SEANCE DU 24 AVRIL 2001
M. le président.
La parole est M. du Luart, auteur de la question n° 1042, adressée à M. le
ministre de l'éducation nationale.
M. Roland du Luart.
L'intervention des départements en faveur des établissements privés du second
degré pour les opérations d'investissement s'inscrit, dans le cadre de la loi
Falloux - c'est l'article L. 151-4 du code de l'éducation - dans la limite
légale de 10 % des dépenses annuelles des établissements.
Je souhaite attirer solennellement l'attention de M. le ministre de
l'éducation nationale sur les graves problèmes de sécurité existant
actuellement dans des établissements privés, problèmes dont font état les
commissions départementales de sécurité et qu'il convient de juguler au plus
tôt s'agissant de la protection des enfants et des adolescents.
Au regard des programmes lourds engagés depuis de nombreuses années par les
conseils généraux dans les collèges publics, il m'apparaît indispensable que la
collectivité départementale s'intéresse au problème posé dans les
établissements privés et puisse intervenir largement au-delà du seuil de 10 %
actuellement autorisé par la loi pour les seules opérations relevant de la
sécurité, afin de permettre un accueil sans risque des élèves et de la
communauté éducative.
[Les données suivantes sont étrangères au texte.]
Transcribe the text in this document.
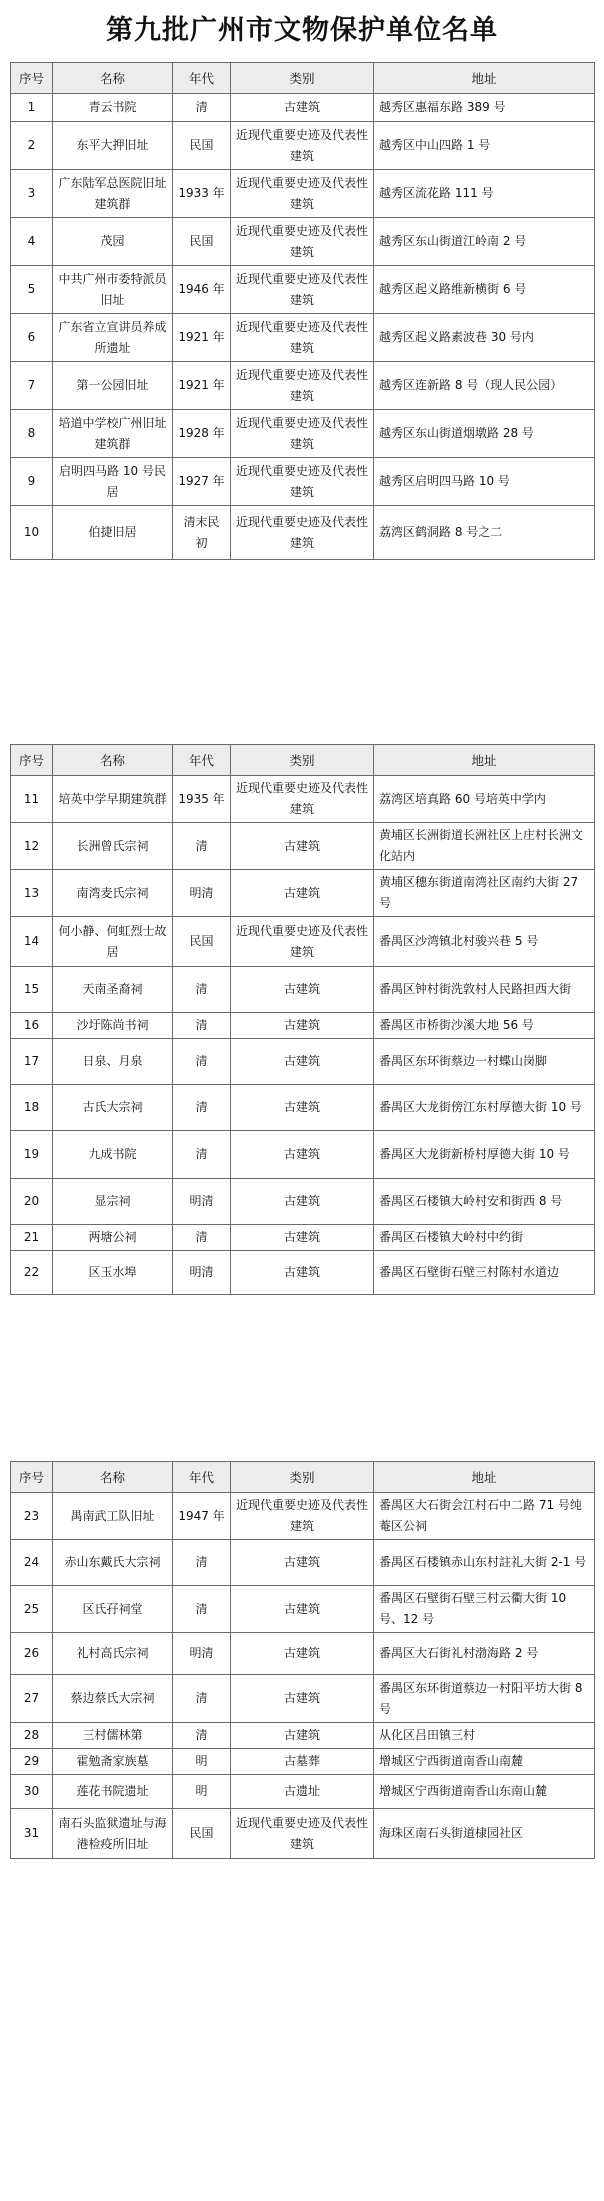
第九批广州市文物保护单位名单
序号	名称	年代	类别	地址
1	青云书院	清	古建筑	越秀区惠福东路 389 号
2	东平大押旧址	民国	近现代重要史迹及代表性建筑	越秀区中山四路 1 号
3	广东陆军总医院旧址建筑群	1933 年	近现代重要史迹及代表性建筑	越秀区流花路 111 号
4	茂园	民国	近现代重要史迹及代表性建筑	越秀区东山街道江岭南 2 号
5	中共广州市委特派员旧址	1946 年	近现代重要史迹及代表性建筑	越秀区起义路维新横街 6 号
6	广东省立宣讲员养成所遗址	1921 年	近现代重要史迹及代表性建筑	越秀区起义路素波巷 30 号内
7	第一公园旧址	1921 年	近现代重要史迹及代表性建筑	越秀区连新路 8 号（现人民公园）
8	培道中学校广州旧址建筑群	1928 年	近现代重要史迹及代表性建筑	越秀区东山街道烟墩路 28 号
9	启明四马路 10 号民居	1927 年	近现代重要史迹及代表性建筑	越秀区启明四马路 10 号
10	伯捷旧居	清末民初	近现代重要史迹及代表性建筑	荔湾区鹤洞路 8 号之二
序号	名称	年代	类别	地址
11	培英中学早期建筑群	1935 年	近现代重要史迹及代表性建筑	荔湾区培真路 60 号培英中学内
12	长洲曾氏宗祠	清	古建筑	黄埔区长洲街道长洲社区上庄村长洲文化站内
13	南湾麦氏宗祠	明清	古建筑	黄埔区穗东街道南湾社区南约大街 27 号
14	何小静、何虹烈士故居	民国	近现代重要史迹及代表性建筑	番禺区沙湾镇北村骏兴巷 5 号
15	天南圣裔祠	清	古建筑	番禺区钟村街洗敦村人民路担西大街
16	沙圩陈尚书祠	清	古建筑	番禺区市桥街沙溪大地 56 号
17	日泉、月泉	清	古建筑	番禺区东环街蔡边一村蝶山岗脚
18	古氏大宗祠	清	古建筑	番禺区大龙街傍江东村厚德大街 10 号
19	九成书院	清	古建筑	番禺区大龙街新桥村厚德大街 10 号
20	显宗祠	明清	古建筑	番禺区石楼镇大岭村安和街西 8 号
21	两塘公祠	清	古建筑	番禺区石楼镇大岭村中约街
22	区玉水埠	明清	古建筑	番禺区石壁街石壁三村陈村水道边
序号	名称	年代	类别	地址
23	禺南武工队旧址	1947 年	近现代重要史迹及代表性建筑	番禺区大石街会江村石中二路 71 号纯菴区公祠
24	赤山东戴氏大宗祠	清	古建筑	番禺区石楼镇赤山东村註礼大街 2-1 号
25	区氏孖祠堂	清	古建筑	番禺区石壁街石壁三村云衢大街 10 号、12 号
26	礼村高氏宗祠	明清	古建筑	番禺区大石街礼村渤海路 2 号
27	蔡边蔡氏大宗祠	清	古建筑	番禺区东环街道蔡边一村阳平坊大街 8 号
28	三村儒林第	清	古建筑	从化区吕田镇三村
29	霍勉斋家族墓	明	古墓葬	增城区宁西街道南香山南麓
30	莲花书院遗址	明	古遗址	增城区宁西街道南香山东南山麓
31	南石头监狱遗址与海港检疫所旧址	民国	近现代重要史迹及代表性建筑	海珠区南石头街道棣园社区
Il est en effet impensable de faire à cet égard une
différence entre les collégiens selon qu'ils sont accueillis dans un
établissement public ou dans un établissement privé.
Pour permettre aux associations de gestion des collèges privés d'entreprendre,
dans les plus brefs délais, les travaux les plus urgents exigés par les
commissions de sécurité et soulignés par les bureaux de contrôle technique, il
conviendrait que les assemblées départementales soient le plus rapidement
possible habilitées à intervenir de manière significative dans le financement
des travaux de mise aux normes de sécurité des établissements privés, car il
est insupportable d'imaginer qu'en France la sécurité soit assurée pour
certains élèves et pas pour d'autres.
M. le président.
La parole est à M. le secrétaire d'Etat.
M. Michel Duffour,
secrétaire d'Etat au patrimoine et à la décentralisation culturelle.
Monsieur le sénateur, je renouvelle à votre intention les excuses de M. Jack
Lang, qui m'a chargé de vous communiquer la réponse suivante.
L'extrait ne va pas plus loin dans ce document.